Rep. Joyce Beatty (D-Ohio), head of the Congressional Black Caucus and a key negotiator, said the vote will send a clear message to voters that Democrats are fighting to bolster public safety without sacrificing accountability for abusive officers.
“The American people have been asking for mental health — we’re giving them that. The American people have been asking for training and making sure that we’re looking at the victims — we’re giving them that. They’ve been asking us to break this cycle of violence — we’re giving them that. They have been asking us in small communities, or rural communities, to make sure we do something to get good police officers,” Beatty told reporters in the Capitol.
“So with that said, we have those bills coming forward.”
House Majority Leader Steny Hoyer (D-Md.) said in a tweet that he plans to bring the policing bills to the floor for consideration Thursday.
The legislative package is smaller than the one championed by moderates earlier in the year, when the Democrats’ plans to stage a vote were thwarted by liberal opposition within their own ranks. But on Wednesday the talks bore fruit, winning the support of the liberal holdouts, including Beatty and other CBC leaders, as well as the leaders of the Congressional Progressive Caucus.

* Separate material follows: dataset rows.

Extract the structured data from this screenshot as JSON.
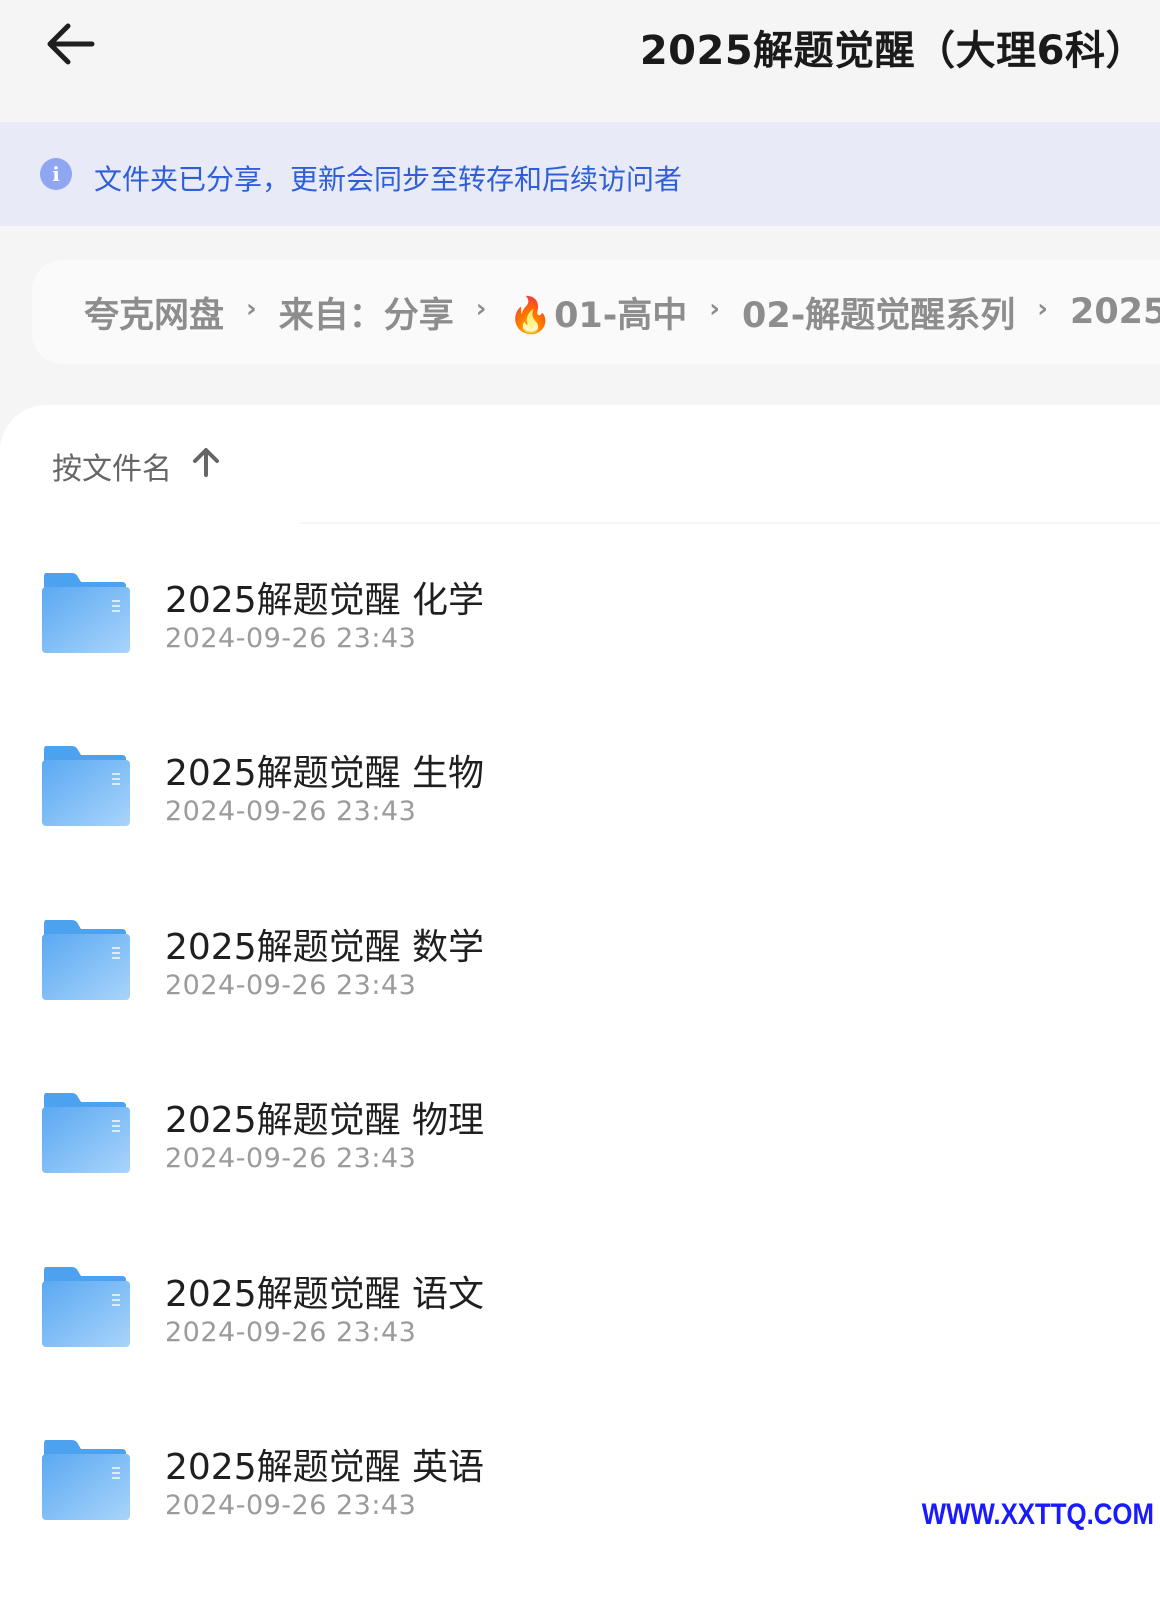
{
  "header": {
    "back_icon": "arrow-left-icon",
    "title": "2025解题觉醒（大理6科）"
  },
  "notice": {
    "icon": "info-icon",
    "icon_glyph": "i",
    "text": "文件夹已分享，更新会同步至转存和后续访问者"
  },
  "breadcrumb": {
    "items": [
      "夸克网盘",
      "来自：分享",
      "01-高中",
      "02-解题觉醒系列",
      "2025"
    ],
    "flame_icon": "🔥",
    "separator": "›"
  },
  "sort": {
    "label": "按文件名",
    "arrow": "↑"
  },
  "files": [
    {
      "name": "2025解题觉醒 化学",
      "date": "2024-09-26 23:43"
    },
    {
      "name": "2025解题觉醒 生物",
      "date": "2024-09-26 23:43"
    },
    {
      "name": "2025解题觉醒 数学",
      "date": "2024-09-26 23:43"
    },
    {
      "name": "2025解题觉醒 物理",
      "date": "2024-09-26 23:43"
    },
    {
      "name": "2025解题觉醒 语文",
      "date": "2024-09-26 23:43"
    },
    {
      "name": "2025解题觉醒 英语",
      "date": "2024-09-26 23:43"
    }
  ],
  "watermark": "WWW.XXTTQ.COM",
  "colors": {
    "accent_blue": "#2f5fd8",
    "notice_bg": "#e8ebf7",
    "folder_blue": "#6fb6f5"
  }
}
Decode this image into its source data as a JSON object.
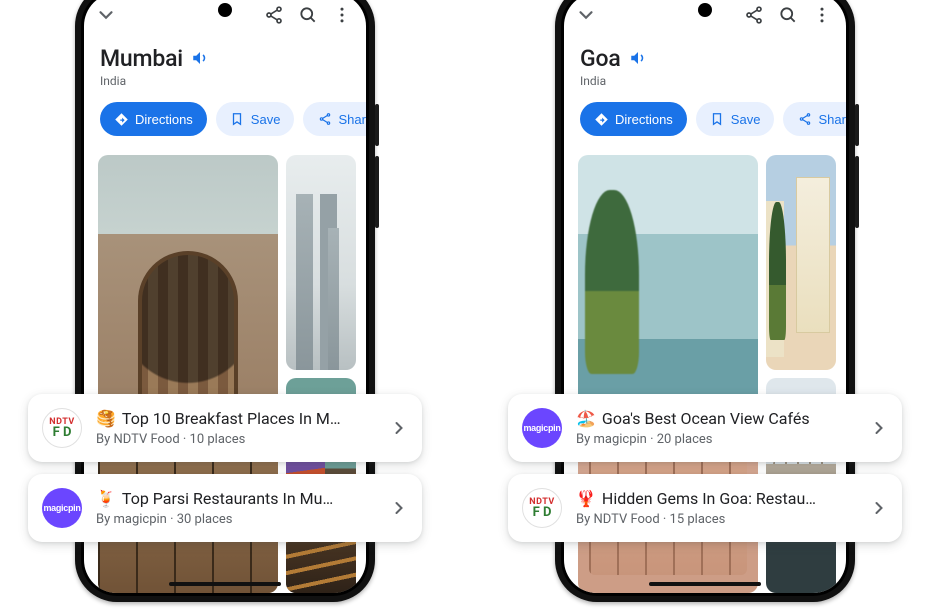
{
  "phones": {
    "mumbai": {
      "city": "Mumbai",
      "country": "India",
      "directions": "Directions",
      "save": "Save",
      "share": "Share"
    },
    "goa": {
      "city": "Goa",
      "country": "India",
      "directions": "Directions",
      "save": "Save",
      "share": "Share"
    }
  },
  "cards": {
    "left": [
      {
        "avatar": "ndtv-food",
        "emoji": "🥞",
        "title": "Top 10 Breakfast Places In M…",
        "byline": "By NDTV Food · 10 places"
      },
      {
        "avatar": "magicpin",
        "emoji": "🍹",
        "title": "Top Parsi Restaurants In Mu…",
        "byline": "By magicpin · 30 places"
      }
    ],
    "right": [
      {
        "avatar": "magicpin",
        "emoji": "🏖️",
        "title": "Goa's Best Ocean View Cafés",
        "byline": "By magicpin · 20 places"
      },
      {
        "avatar": "ndtv-food",
        "emoji": "🦞",
        "title": "Hidden Gems In Goa: Restau…",
        "byline": "By NDTV Food · 15 places"
      }
    ]
  },
  "magicpin_label": "magicpin",
  "ndtv_top": "NDTV",
  "ndtv_bottom": "F    D"
}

Reps. Pramila Jayapal (D-Wash.) and Ilhan Omar (D-Minn.), who conducted marathon talks with centrist Rep. Josh Gottheimer (D-N.J) to seal the deal, quickly touted provisions designed to ensure that funding targets smaller police departments, provides training for de-escalation practices and focuses on mental health.
“With this package, House Democrats have the opportunity to model a holistic, inclusive approach to public safety, and keep our promise to families across the country to address this issue at the federal level,” Jayapal and Omar said in a joint statement.
The package consists of four bills.
One, sponsored by Gottheimer, would provide federal grants to small local law enforcement agencies with fewer than 200 officers.
A third bill, sponsored by Rep. Katie Porter (D-Calif.), promotes the use of mental health workers, in lieu of law enforcement officers, in responding to incidents involving people with special behavioral needs.
Beatty said the House will vote on a single rule for the four bills, then consider each one separately on the floor.
The CBC chair noted that while not all of the caucus’ members will support the measures, it was nonetheless important to push through some form of policing legislation.
“Every member of the CBC may not weigh in on it or vote for it — and I’m okay with that,” Beatty told reporters. “But we wanted to make sure we could say we’re doing the best we can at this time.”
Porter predicted a similar trend within the Progressive Caucus. There might be some liberal defections, she said, but “a bulk” of the CPC will be on board.
The deal on policing legislation will likely be welcome news to some vulnerable Democrats, known as frontliners, who were hoping to secure a deal on public safety bills to tout on the campaign trail in the final weeks before the November midterm elections.
Those in tight races see the policing legislation as a way to combat attacks from their Republican challengers that the party wants to “defund the police.”